Sin embargo, la motosierra parece un exabrupto. Puesta en las manos del payaso asesino se transforma inmediatamente en signo. En sentido, en relato, en símbolo, que por definición exige a lo que nadie está dispuesto/a, asumir una falta, dar forma a lo que se siente y lo que duele obliga a asumir que ninguna forma, ningún signo puede hacerlo plenamente. Nada puede equivaler exactamente a eso que ya no se soporta.
Como signo, la motosierra es elocuente cuando eso es justamente lo que más irrita. En sentido plano, es un gesto grotesco más, temerario, irreverente, desafiante. No es una tijera para cortar, ni una herramienta acorde a nada que no sea aterrorizar, amputar y despedazar (¿y después?). Como símbolo no es difícil ver el falo, no para penetrar siquiera para poseer, sino para herir. No para el goce propio sino para el dolor ajeno, una fantasía bastante burda de plena impotencia.

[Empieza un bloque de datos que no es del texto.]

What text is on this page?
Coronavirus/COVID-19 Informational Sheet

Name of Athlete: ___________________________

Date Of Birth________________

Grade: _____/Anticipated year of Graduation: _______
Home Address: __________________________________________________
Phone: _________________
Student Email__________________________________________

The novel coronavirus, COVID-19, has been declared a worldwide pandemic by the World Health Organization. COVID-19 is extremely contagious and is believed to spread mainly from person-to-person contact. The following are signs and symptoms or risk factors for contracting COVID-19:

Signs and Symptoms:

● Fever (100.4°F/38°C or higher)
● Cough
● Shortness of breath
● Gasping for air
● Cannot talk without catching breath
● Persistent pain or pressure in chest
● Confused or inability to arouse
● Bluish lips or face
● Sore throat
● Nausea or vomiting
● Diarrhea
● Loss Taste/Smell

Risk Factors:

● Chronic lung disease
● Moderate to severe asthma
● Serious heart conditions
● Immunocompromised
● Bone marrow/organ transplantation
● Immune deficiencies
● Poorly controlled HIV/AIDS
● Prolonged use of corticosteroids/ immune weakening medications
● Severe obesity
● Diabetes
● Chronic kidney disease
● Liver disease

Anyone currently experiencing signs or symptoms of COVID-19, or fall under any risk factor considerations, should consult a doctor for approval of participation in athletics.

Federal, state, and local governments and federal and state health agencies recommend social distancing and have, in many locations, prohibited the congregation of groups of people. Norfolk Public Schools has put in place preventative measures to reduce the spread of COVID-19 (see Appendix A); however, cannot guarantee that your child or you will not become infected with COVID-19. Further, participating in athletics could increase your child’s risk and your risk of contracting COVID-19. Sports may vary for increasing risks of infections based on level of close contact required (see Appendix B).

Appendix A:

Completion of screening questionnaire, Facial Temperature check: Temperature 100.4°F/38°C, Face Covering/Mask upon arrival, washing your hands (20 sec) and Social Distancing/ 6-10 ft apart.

Hay, sin embargo, un sentido más rotundo e inconsciente. Creo que lo que de verdad expresa esta motosierra es solo su ruido. La anulación de cualquier voz, de cualquier relato, de cualquier sentido. No sé lo que quiero, pero lo quiero ya, decía Luca. Ya no quiero nada, no espero nada, no me digan nada más y hagan callar a todo el mundo, que me dejen sufrir en paz, que el resto sufra también y si explota todo, mejor.